Dazu finden wir in den Akten folgende Information:
„Das Nervenfieber veranlasset durch den Krieg, hatte auch in meiner Kirchfahrt eine große Sterblichkeit hervorgebracht, an welchem viele Menschen in der Blüte der Jahre hinweggerafft wurden. Der Kirchhof, auf welchem aus Mangel des Raums 2 und 3 Särge in ein Grab bisher gelegt werden mussten, wurde also erweitert, also dass ein Stück Land von der Gemeine nach Mitternacht (Norden) von der obern Kirchhofthüre an bis an die untere dazu genommen wurde. Die Feierlichkeit bei der Einweihung am Feste der Erscheinung (6. Jan.) 1814 in Gegenwart einer großen Volksmenge ist gedruckt hier eingeheftet. Bei welcher noch zu bemerken, dass auch ein neues mit einem Florbande geziertes Grabscheit in der Procession mit vorgetragen wurde, dieses hielt der zur Seite stehende Kirchvater Schuhmann inferior (d. Jüngere), als ich in der Rede sagte: „Nun so nehme ich denn Besitz von dieser mütterlichen Erde und weihe sie hierdurch zur künftigen Schlafstätte unserer lieben Todten ein“, so ergriff ich dieses Grabscheit und stecke es vor mir in die Erde.“ (Kirchenbuch Naustadt 1732 bis 1810)
Auch das alte Bahrenhaus auf dem Kirchhof wurde abgetragen.
„Sollte der Kirchhof erweitert und Raum gewonnen werden, so musste auch das alte Bahrenhaus, welches wegen seiner Bauart einzig war, weggerissen werden. Es war nämlich ein Geschoß hoch gewölbt und mit einem steinernen Dache versehen; es waren die Grundstücke wie zu den Fenstergewänden in einander gefügt, diese bildeten das Dach.

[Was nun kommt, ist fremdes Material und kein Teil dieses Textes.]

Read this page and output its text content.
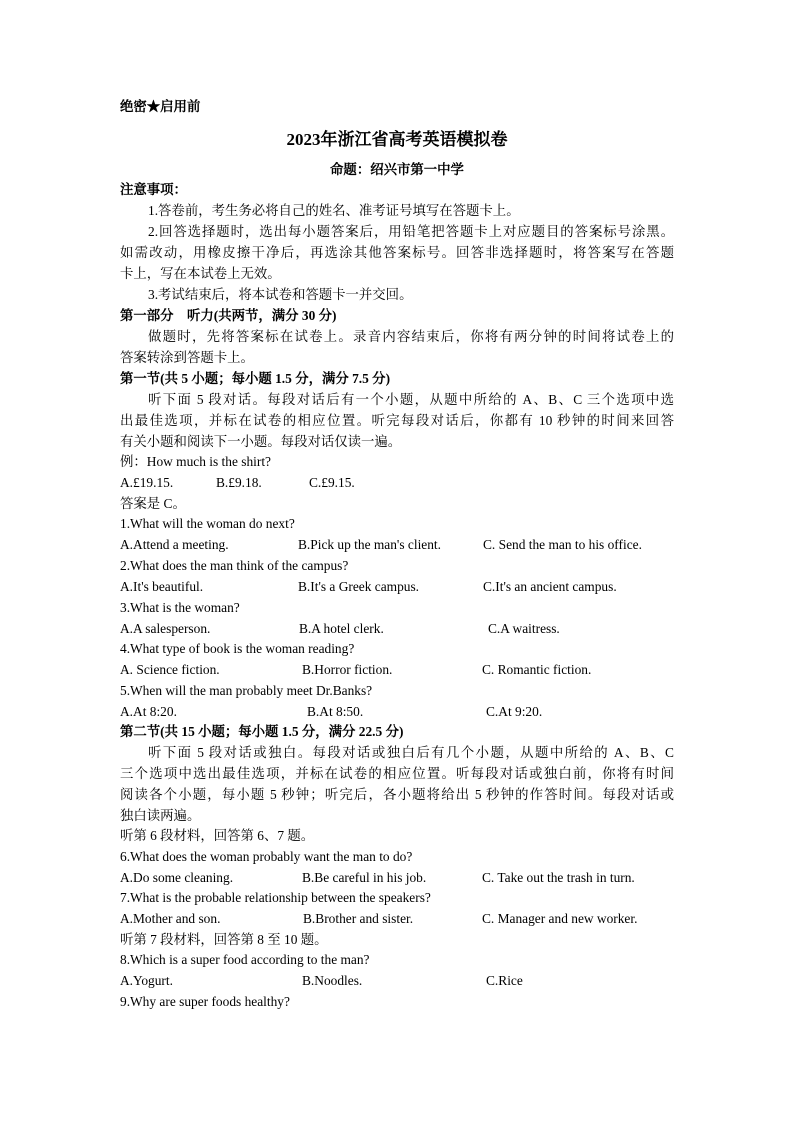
绝密★启用前
2023年浙江省高考英语模拟卷
命题：绍兴市第一中学
注意事项：
1.答卷前，考生务必将自己的姓名、准考证号填写在答题卡上。
2.回答选择题时，选出每小题答案后，用铅笔把答题卡上对应题目的答案标号涂黑。
如需改动，用橡皮擦干净后，再选涂其他答案标号。回答非选择题时，将答案写在答题
卡上，写在本试卷上无效。
3.考试结束后，将本试卷和答题卡一并交回。
第一部分　听力(共两节，满分 30 分)
做题时，先将答案标在试卷上。录音内容结束后，你将有两分钟的时间将试卷上的
答案转涂到答题卡上。
第一节(共 5 小题；每小题 1.5 分，满分 7.5 分)
听下面 5 段对话。每段对话后有一个小题，从题中所给的 A、B、C 三个选项中选
出最佳选项，并标在试卷的相应位置。听完每段对话后，你都有 10 秒钟的时间来回答
有关小题和阅读下一小题。每段对话仅读一遍。
例：How much is the shirt?
A.£19.15.	B.£9.18.	C.£9.15.
答案是 C。
1.What will the woman do next?
A.Attend a meeting.	B.Pick up the man's client.	C. Send the man to his office.
2.What does the man think of the campus?
A.It's beautiful.	B.It's a Greek campus.	C.It's an ancient campus.
3.What is the woman?
A.A salesperson.	B.A hotel clerk.	C.A waitress.
4.What type of book is the woman reading?
A. Science fiction.	B.Horror fiction.	C. Romantic fiction.
5.When will the man probably meet Dr.Banks?
A.At 8:20.	B.At 8:50.	C.At 9:20.
第二节(共 15 小题；每小题 1.5 分，满分 22.5 分)
听下面 5 段对话或独白。每段对话或独白后有几个小题，从题中所给的 A、B、C
三个选项中选出最佳选项，并标在试卷的相应位置。听每段对话或独白前，你将有时间
阅读各个小题，每小题 5 秒钟；听完后，各小题将给出 5 秒钟的作答时间。每段对话或
独白读两遍。
听第 6 段材料，回答第 6、7 题。
6.What does the woman probably want the man to do?
A.Do some cleaning.	B.Be careful in his job.	C. Take out the trash in turn.
7.What is the probable relationship between the speakers?
A.Mother and son.	B.Brother and sister.	C. Manager and new worker.
听第 7 段材料，回答第 8 至 10 题。
8.Which is a super food according to the man?
A.Yogurt.	B.Noodles.	C.Rice
9.Why are super foods healthy?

An selbigen stand eine Jahreszahl und eine Inschrift. Dieses Bahrenhaus diente im Kriege zum Gefängnis der Soldaten. Hernach bei der Rückkehr der Franzosen aus Russland zum Krankenlager für einzelne ermattete und erkrankte Soldaten, die sich gern aus Furcht vor den Kosaken hier aufhielten und verbargen.“ (Kirchenbuch Naustadt)
Bereits 1814 wurde eine neue Kirchenvorhalle erbaut. Dazu lesen wir in o.g. Akten: „Zur Aufbewahrung der Todtenbahre und des Leichengeräthes, so wie auch des Communsarges, welchen der Herr Collator von Miltitz nach meiner Anweisung und Zeichnung hat machen lassen, in welchen ganz Arme, die keinen Sarg bezahlen können, hingetragen und eingesenkt werden, welcher, in dem an beiden Seiten Erde ins Grab gescharrt wird und langsam an Strängen herausgezogen wird, musste eine neue Vorhalle angebaute werden, nach dem Reichenbacher und Batzdorfer Kirchthore zu.“ Diese Leichenhalle steht heute auch nicht mehr, bei Putzarbeiten an der Kirche wurden Reste der ehemaligen Tür und der Fundamente entdeckt.